Самое читаемое в номере

Три Старушки

A A A

«Улица Московская» предлагает вниманию читателей главку из цикла Михаила Вайнера «Старые записи», ранее не публиковавшуюся. Автор прислал цикл Валентину Мануйлову в декабре 2014 г.

vayner2

Михаил Вайнер. Фото из архива Алфертьевой Татьяны.

ТРИ СТАРУШКИ
Мне нужно было посидеть где-нибудь и спокойно поработать месяц. Путевок в Переделкино в Литфонде не было, мне предложили Голицыно. Друзья отсоветовали: в Голицыно не езжай, там одни беззубые старухи, им готовят жеваную пищу, подохнешь с голода и от скуки.
Выбора у меня не было, и я поехал в Голицыно, а это почти час на электричке.
Пища в столовой действительно была протертая, невкусная, все время хотелось есть, и через неделю мне стал мерещиться «кровавый бифштекс», и, не выдержав, я помчался в Москву, но в ресторане ЦДЛ чуть не завыл от досады. В столице проходил какой-то важный съезд с представителями зарубежных стран, и все мясо пошло им на прокорм. Так и не поев «кровавого бифштекса», вернулся я в Голицыно.
И «беззубых» старушек было много – но каких!
Расскажу только о трех.
Сестра Марины Цветаевой, Анастасия Ивановна, маленькая, сухонькая, всегда в темном, ходила быстро-быстро, прибегала в столовую поесть и так же быстро убегала. За большим столом она сидела напротив меня. Ей уже, наверное, лет под сто.
В эти дни много говорили о повести, опубликованной в «Новом мире», и я спросил Анастасию Ивановну, что она о ней думает.
– Мне читать, что пишут сегодня, некогда.

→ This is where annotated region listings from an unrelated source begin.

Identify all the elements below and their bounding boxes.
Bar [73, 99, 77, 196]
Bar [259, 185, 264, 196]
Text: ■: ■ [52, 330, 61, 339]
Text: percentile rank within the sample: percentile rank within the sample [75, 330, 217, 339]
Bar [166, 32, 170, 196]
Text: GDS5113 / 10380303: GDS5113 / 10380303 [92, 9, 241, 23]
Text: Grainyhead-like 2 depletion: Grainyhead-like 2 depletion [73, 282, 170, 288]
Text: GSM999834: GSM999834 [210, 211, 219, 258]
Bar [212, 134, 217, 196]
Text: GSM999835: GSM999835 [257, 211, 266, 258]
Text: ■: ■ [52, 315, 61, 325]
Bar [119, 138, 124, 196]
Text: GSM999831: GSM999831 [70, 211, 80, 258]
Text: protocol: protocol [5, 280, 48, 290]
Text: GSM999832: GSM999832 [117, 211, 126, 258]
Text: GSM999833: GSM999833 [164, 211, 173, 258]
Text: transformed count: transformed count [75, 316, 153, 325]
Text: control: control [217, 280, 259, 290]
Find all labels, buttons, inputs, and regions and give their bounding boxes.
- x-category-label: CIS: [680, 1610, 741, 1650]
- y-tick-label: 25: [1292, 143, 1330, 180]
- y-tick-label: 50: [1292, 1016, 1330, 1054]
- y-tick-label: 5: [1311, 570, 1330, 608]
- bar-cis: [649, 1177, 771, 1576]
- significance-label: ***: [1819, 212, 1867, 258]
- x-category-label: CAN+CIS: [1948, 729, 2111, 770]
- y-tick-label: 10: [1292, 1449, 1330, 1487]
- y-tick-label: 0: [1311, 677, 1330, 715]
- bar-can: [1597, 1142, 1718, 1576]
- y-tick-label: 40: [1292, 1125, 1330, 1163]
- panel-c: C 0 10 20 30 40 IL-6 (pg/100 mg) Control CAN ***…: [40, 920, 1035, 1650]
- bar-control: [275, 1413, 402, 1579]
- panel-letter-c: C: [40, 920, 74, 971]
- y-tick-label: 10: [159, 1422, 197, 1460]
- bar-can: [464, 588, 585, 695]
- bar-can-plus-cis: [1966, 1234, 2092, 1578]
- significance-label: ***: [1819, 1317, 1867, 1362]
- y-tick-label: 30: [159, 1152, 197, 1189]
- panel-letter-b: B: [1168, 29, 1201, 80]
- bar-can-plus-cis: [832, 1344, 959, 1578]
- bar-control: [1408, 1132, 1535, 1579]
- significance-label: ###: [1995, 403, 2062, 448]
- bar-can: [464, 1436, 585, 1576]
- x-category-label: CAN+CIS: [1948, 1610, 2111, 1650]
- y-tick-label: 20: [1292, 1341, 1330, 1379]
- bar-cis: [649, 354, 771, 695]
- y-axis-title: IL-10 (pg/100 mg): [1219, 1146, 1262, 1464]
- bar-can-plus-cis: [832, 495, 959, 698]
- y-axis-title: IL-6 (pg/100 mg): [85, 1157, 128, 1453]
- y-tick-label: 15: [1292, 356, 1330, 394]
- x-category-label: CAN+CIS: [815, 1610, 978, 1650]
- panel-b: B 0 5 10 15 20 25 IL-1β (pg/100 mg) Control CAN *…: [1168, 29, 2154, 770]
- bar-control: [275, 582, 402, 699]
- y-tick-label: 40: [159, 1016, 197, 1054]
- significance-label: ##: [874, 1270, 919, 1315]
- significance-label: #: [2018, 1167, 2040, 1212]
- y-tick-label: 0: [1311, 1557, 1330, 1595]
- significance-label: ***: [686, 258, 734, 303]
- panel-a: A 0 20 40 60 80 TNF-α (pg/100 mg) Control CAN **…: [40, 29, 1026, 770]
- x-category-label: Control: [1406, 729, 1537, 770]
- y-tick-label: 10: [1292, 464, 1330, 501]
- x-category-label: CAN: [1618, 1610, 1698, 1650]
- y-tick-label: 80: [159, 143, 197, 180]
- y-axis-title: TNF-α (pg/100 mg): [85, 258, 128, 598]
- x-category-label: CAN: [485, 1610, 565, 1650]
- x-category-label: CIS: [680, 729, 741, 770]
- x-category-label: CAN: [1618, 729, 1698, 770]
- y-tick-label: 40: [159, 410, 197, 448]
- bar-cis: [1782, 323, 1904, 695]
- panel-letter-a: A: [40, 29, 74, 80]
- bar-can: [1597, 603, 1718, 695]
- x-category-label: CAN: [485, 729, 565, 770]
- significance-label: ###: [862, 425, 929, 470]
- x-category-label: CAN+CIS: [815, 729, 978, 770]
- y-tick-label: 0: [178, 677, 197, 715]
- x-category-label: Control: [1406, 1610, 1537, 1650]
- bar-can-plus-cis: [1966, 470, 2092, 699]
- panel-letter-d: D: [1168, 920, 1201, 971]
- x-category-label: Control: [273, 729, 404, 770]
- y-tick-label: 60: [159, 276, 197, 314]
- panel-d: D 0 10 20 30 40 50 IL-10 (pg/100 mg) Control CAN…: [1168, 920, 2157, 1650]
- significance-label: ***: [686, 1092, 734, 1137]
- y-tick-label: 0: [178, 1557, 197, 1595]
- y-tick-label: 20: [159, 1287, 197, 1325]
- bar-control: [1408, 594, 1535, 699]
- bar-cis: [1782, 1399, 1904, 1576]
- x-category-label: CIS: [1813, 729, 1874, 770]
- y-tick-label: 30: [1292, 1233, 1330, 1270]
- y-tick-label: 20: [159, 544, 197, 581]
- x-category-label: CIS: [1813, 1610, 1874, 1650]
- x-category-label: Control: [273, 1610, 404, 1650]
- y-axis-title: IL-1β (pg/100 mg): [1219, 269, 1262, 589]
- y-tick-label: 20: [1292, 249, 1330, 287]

Я семнадцать лет была отрезана от мира, книг не видела, я должна успеть прочесть то великое, что упустила за эти годы.
Ее загнали в глухую сибирскую деревню, и она изголодалась по хорошей литературе.
Ее отец, ученый Иван Владимирович Цветаев, профессор Московского университета, основал один из прекраснейших музеев страны – Пушкинский, на Волхонке, был его первым директором. И Анастасия Ивановна хорошо помнит их квартиру в том доме, а когда вернулась из ссылки, ей дали в Москве комнатку в коммуналке. Она и за это благодарна.
Здесь в ее комнате весь стол уставлен склянками и коробочками с лекарствами. Наверное, в них черпает она жизненную энергию. Глядя на этот умопомрачительный стол, я спросил, описала ли она то, что ей пришлось пережить.
– Нет. У меня свой крест, и я ношу его покорно.
– Кое-кто старается свой сбросить.
– Да? Плохо верю, что им это удастся, – она хмыкнула, что-то вспомнив. – Пошел человек к богу и пожаловался, какой тяжелый крест несет всю жизнь. Бог говорит: вон большая куча крестов. Сбрось свой туда и подбери, какой тебе подходит. Человек перебрал все, и ни один ему не подошел. Взвалил на себя тот, что сбросил, и он подошел ему точь-в-точь. С тех пор несет его и богу не жалуется.
Действительно, за весь месяц я ни разу не слышал, чтобы Анастасия Ивановна на что-то жаловалась.
Мы переживали холодную войну, угроза атомного уничтожения жизни на земле была вполне реальной. Меня тогда занимала одна мысль.
Бог, я думал, как идея, объединяющая людей, себя исчерпала. Есть ли равновеликая ему идея, способная объединить человечество? Я думал: смерть равновелика ему. Всеобщая гибель. Может ли эта идея, осознание ее объединить людей и прекратить этот безумный бег к пропасти?
Я решил проверить свою мысль на Анастасии Ивановне, сказал ей, что хочу с ней поговорить, и мы отправились на прогулку. Душа деликатная, она не возмутилась, что приравниваю смерть к богу, к творению, а просто перевела разговор, спросила, о чем пишу, и, услышав, что копаюсь в нашей жизни и не предвижу в ней никаких перемен к лучшему, сказала: «Это несерьезно. Писать надо о душе. Каких перемен вы хотите? Ну, представьте себе, что мы в этом доме произвели переворот, поменяли все по-своему, переставили мебель, как нам удобно. Через месяц мы отсюда съедем. Приедут другие люди и поменяют все по-своему, как им удобно. Что дают такие перемены? А душа, она вечная».
Мудрая, как царь Соломон, старушка.

***
В Голицыно у меня был месяц прекрасного чтения – два тома записок Гусева, секретаря Льва Толстого, и два тома средневековой японской поэзии в переводе Анны Евгеньевны Глускиной.
Очень она мне нравилась, все еще красивая, чистоплотная, опрятная, ничего занюханного, заношенного, никакой неряшливости. Было ей лет семьдесят. Таких чистоплотных женщин я встречал только среди молодых русских «шанхаек», то есть дочерей тех из белой армии, что бежали в Китай в Гражданскую войну. Им, молодым, когда коммунисты пришли к власти в Китае, разрешили вернуться в сорок девятом в Россию.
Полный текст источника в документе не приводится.